Bis zur Corona-Pandemie sei die wirtschaftliche Entwicklung in den USA unter Trump ein „fulminanter Erfolg“ gewesen. Kudlow pries Trumps Führung bei den Bemühungen, „um das Covid-Virus erfolgreich zu bekämpfen“.

Melania Trump spricht Corona-Pandemie, Polizeigewalt und Rassismus an

Die Pandemie dauert in den USA weiter an. Bislang hat sie nach Daten der Johns-Hopkins-Universität dort mehr als 178.000 Menschen das Leben gekostet. Millionen Amerikaner verloren ihre Arbeit. Die Wirtschaft wurde in eine schwere Krise gestürzt, die noch nicht beendet ist. Lesen Sie hier: Donald Trump wechselt seinen Corona-Kurs – alles Taktik?

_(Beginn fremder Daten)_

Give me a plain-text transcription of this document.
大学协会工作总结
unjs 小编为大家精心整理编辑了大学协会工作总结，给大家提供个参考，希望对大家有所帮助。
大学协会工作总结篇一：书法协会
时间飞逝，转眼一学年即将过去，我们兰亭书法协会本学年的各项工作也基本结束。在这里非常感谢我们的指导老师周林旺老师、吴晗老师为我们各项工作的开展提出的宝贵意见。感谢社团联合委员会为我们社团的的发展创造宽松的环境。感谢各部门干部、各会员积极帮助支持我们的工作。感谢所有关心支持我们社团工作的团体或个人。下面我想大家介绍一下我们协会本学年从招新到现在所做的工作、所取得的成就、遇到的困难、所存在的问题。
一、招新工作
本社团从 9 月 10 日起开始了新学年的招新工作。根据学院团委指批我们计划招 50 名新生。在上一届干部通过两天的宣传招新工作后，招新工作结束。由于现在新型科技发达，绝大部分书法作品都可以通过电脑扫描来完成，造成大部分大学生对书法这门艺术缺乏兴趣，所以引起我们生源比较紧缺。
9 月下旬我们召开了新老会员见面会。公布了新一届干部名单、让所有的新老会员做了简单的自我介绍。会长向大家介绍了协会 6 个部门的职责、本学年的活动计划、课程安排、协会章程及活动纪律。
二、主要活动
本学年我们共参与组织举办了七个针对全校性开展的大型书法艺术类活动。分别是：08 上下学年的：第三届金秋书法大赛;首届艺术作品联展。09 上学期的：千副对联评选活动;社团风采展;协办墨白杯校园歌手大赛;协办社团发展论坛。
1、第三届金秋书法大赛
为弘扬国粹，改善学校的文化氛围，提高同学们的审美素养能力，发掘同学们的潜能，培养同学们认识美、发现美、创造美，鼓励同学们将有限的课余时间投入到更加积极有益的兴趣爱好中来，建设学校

Melania Trump sprach den Angehörigen von Opfern der Corona-Pandemie ihr Mitgefühl aus. Sie versicherte, dass die Regierung ihres Ehemannes nicht aufhören werde zu kämpfen, bis es einen wirksamen Impfstoff gegen das Coronavirus für alle geben werde. „Donald wird nicht ruhen, bis er alles in seiner Macht Stehende getan hat, um sich um alle zu kümmern, die von dieser schrecklichen Pandemie betroffen sind.“ Dem Präsidenten werfen Kritiker in der Pandemie einen Mangel an Mitgefühl für die Betroffenen vor.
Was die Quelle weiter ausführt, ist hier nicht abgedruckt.